Donald Trump ogłosił 15 października, że zezwolił na tajne działania CIA przeciwko Wenezueli i rozważa ataki na terytorium Wenezueli na organizatorów przemytu. Według reżimu Nicolasa Maduro to próba „zamachu stanu podsycana przez CIA” i próba przejęcia krajowych złóż ropy naftowej tego kraju.
W sierpniu Amerykanie wysłali osiem okrętów wojennych i okręt podwodny o napędzie atomowym do wybrzeży Wenezueli w ramach operacji antynarkotykowej. „Nie chcę mówić więcej, ale teraz skupiamy się na operacjach lądowych, ponieważ mamy już bardzo dobrą kontrolę nad morzem ” – powiedział niedawno Donald Trump.
Lewicowy prezydent Wenezueli ogłosił w odpowiedzi program manewrów wojskowych w całym kraju, w szczególności rozmieszczając siły w Petare i Catii, dwóch największych dzielnicach robotniczych Caracas.
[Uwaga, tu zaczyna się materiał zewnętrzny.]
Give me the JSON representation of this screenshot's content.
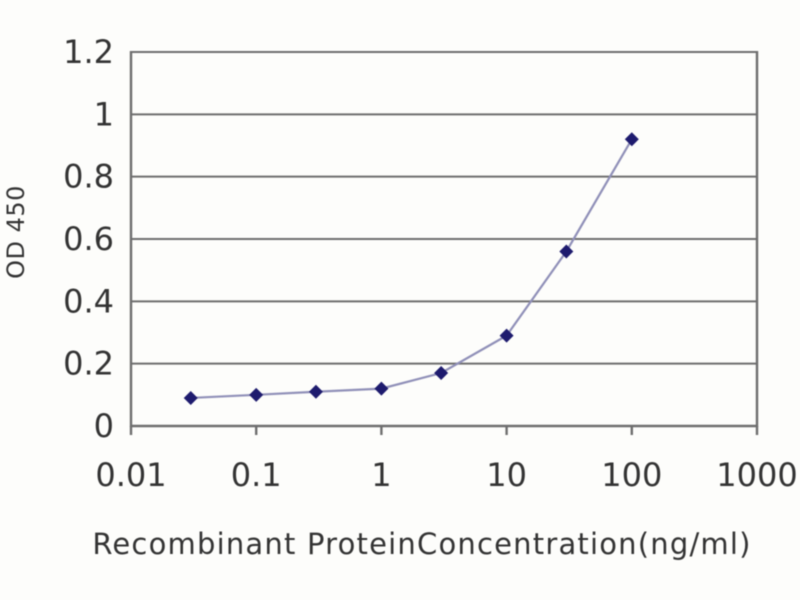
{
  "chart_data": {
    "type": "line",
    "title": "",
    "xlabel": "Recombinant ProteinConcentration(ng/ml)",
    "ylabel": "OD 450",
    "x_scale": "log",
    "xlim": [
      0.01,
      1000
    ],
    "ylim": [
      0,
      1.2
    ],
    "x_ticks": [
      0.01,
      0.1,
      1,
      10,
      100,
      1000
    ],
    "x_tick_labels": [
      "0.01",
      "0.1",
      "1",
      "10",
      "100",
      "1000"
    ],
    "y_ticks": [
      0,
      0.2,
      0.4,
      0.6,
      0.8,
      1,
      1.2
    ],
    "y_tick_labels": [
      "0",
      "0.2",
      "0.4",
      "0.6",
      "0.8",
      "1",
      "1.2"
    ],
    "grid": "horizontal",
    "legend": "none",
    "marker": "diamond",
    "x": [
      0.03,
      0.1,
      0.3,
      1,
      3,
      10,
      30,
      100
    ],
    "y": [
      0.09,
      0.1,
      0.11,
      0.12,
      0.17,
      0.29,
      0.56,
      0.92
    ],
    "colors": {
      "marker": "#1e1b6e",
      "line": "#9090b8",
      "grid": "#6e6e6e",
      "axis": "#6e6e6e",
      "text": "#333333",
      "background": "#fdfdfb"
    }
  }
}
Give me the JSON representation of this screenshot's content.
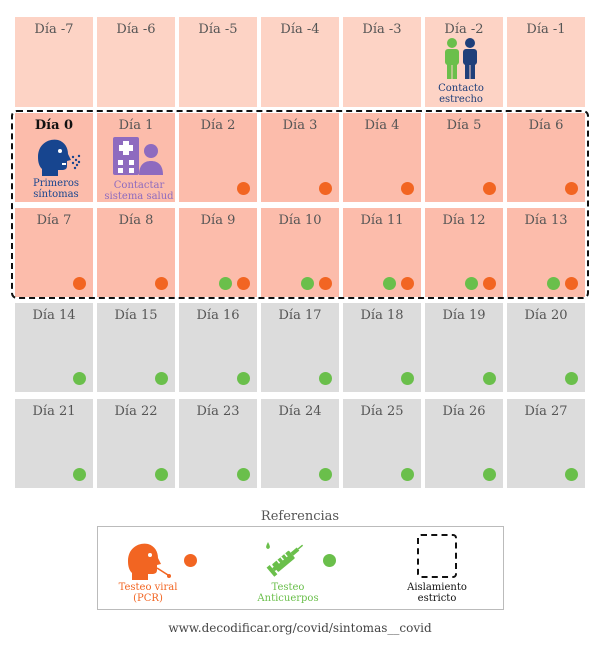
{
  "days": [
    "Día -7",
    "Día -6",
    "Día -5",
    "Día -4",
    "Día -3",
    "Día -2",
    "Día -1",
    "Día 0",
    "Día 1",
    "Día 2",
    "Día 3",
    "Día 4",
    "Día 5",
    "Día 6",
    "Día 7",
    "Día 8",
    "Día 9",
    "Día 10",
    "Día 11",
    "Día 12",
    "Día 13",
    "Día 14",
    "Día 15",
    "Día 16",
    "Día 17",
    "Día 18",
    "Día 19",
    "Día 20",
    "Día 21",
    "Día 22",
    "Día 23",
    "Día 24",
    "Día 25",
    "Día 26",
    "Día 27"
  ],
  "row_phases": [
    "pre-symptom",
    "isolation",
    "isolation",
    "post",
    "post"
  ],
  "row_colors": [
    "#fdd3c5",
    "#fcbcab",
    "#fcbcab",
    "#dcdcdc",
    "#dcdcdc"
  ],
  "tests": {
    "Día 2": [
      "pcr"
    ],
    "Día 3": [
      "pcr"
    ],
    "Día 4": [
      "pcr"
    ],
    "Día 5": [
      "pcr"
    ],
    "Día 6": [
      "pcr"
    ],
    "Día 7": [
      "pcr"
    ],
    "Día 8": [
      "pcr"
    ],
    "Día 9": [
      "antibody",
      "pcr"
    ],
    "Día 10": [
      "antibody",
      "pcr"
    ],
    "Día 11": [
      "antibody",
      "pcr"
    ],
    "Día 12": [
      "antibody",
      "pcr"
    ],
    "Día 13": [
      "antibody",
      "pcr"
    ],
    "Día 14": [
      "antibody"
    ],
    "Día 15": [
      "antibody"
    ],
    "Día 16": [
      "antibody"
    ],
    "Día 17": [
      "antibody"
    ],
    "Día 18": [
      "antibody"
    ],
    "Día 19": [
      "antibody"
    ],
    "Día 20": [
      "antibody"
    ],
    "Día 21": [
      "antibody"
    ],
    "Día 22": [
      "antibody"
    ],
    "Día 23": [
      "antibody"
    ],
    "Día 24": [
      "antibody"
    ],
    "Día 25": [
      "antibody"
    ],
    "Día 26": [
      "antibody"
    ],
    "Día 27": [
      "antibody"
    ]
  },
  "annotations": {
    "contact_line1": "Contacto",
    "contact_line2": "estrecho",
    "symptoms_line1": "Primeros",
    "symptoms_line2": "síntomas",
    "health_line1": "Contactar",
    "health_line2": "sistema salud"
  },
  "legend": {
    "title": "Referencias",
    "pcr_line1": "Testeo viral",
    "pcr_line2": "(PCR)",
    "antibody_line1": "Testeo",
    "antibody_line2": "Anticuerpos",
    "isolation_line1": "Aislamiento",
    "isolation_line2": "estricto"
  },
  "colors": {
    "pcr": "#f26522",
    "antibody": "#6abf4b",
    "contact_green": "#6abf4b",
    "contact_blue": "#1f3f7a",
    "symptom_blue": "#17458f",
    "health_purple": "#8e6bbf"
  },
  "icons": [
    "people-icon",
    "coughing-head-icon",
    "hospital-icon",
    "person-icon",
    "head-swab-icon",
    "syringe-icon"
  ],
  "footer": {
    "url": "www.decodificar.org/covid/sintomas__covid"
  }
}
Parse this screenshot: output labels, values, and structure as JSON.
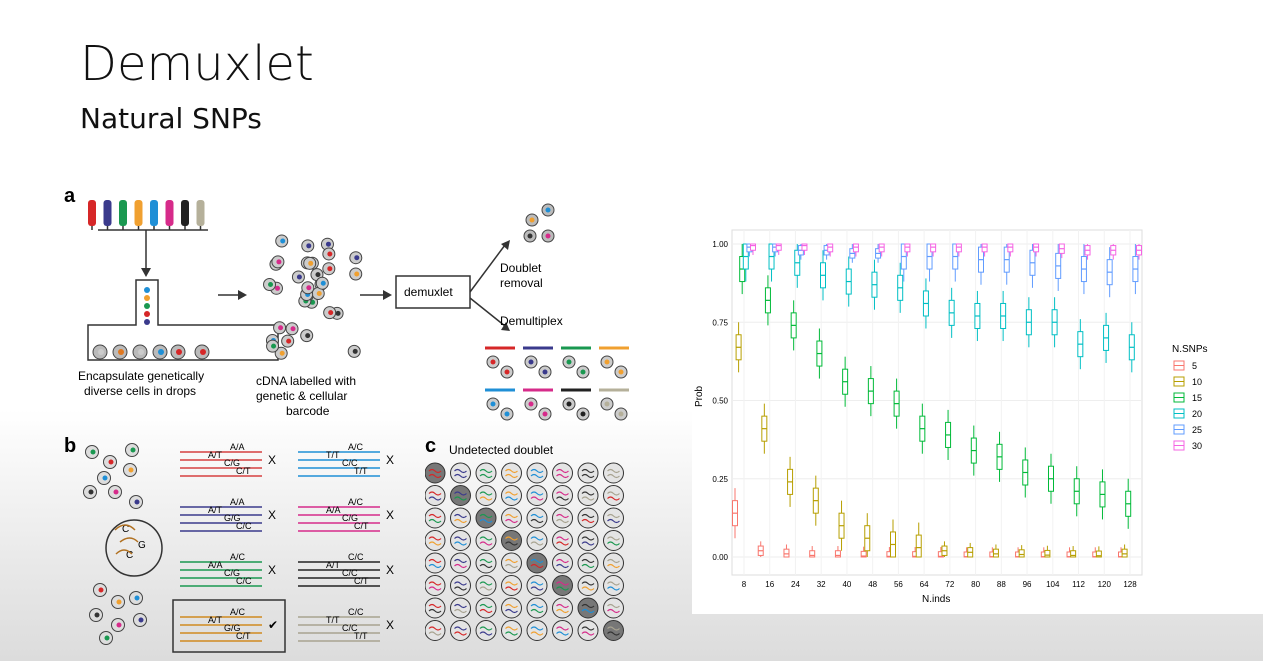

Manewry wojskowe prowadzone są też na granicy z Kolumbią, w stanach Tachira, Apure i Amazonas.
Właśnie przez te tereny ma przechodzić przemyt kolumbijskiej kokainy. Maduro zapowiedział, że „uruchomi wszystkie siły zbrojne w ramach kompleksowej obrony kraju i ludu”. Mobilizacja ma sprawić „wygranie pokoju” poprzez obronę „gór, wybrzeży, szkół, szpitali, fabryk i miast” kraju – dodał Maduro.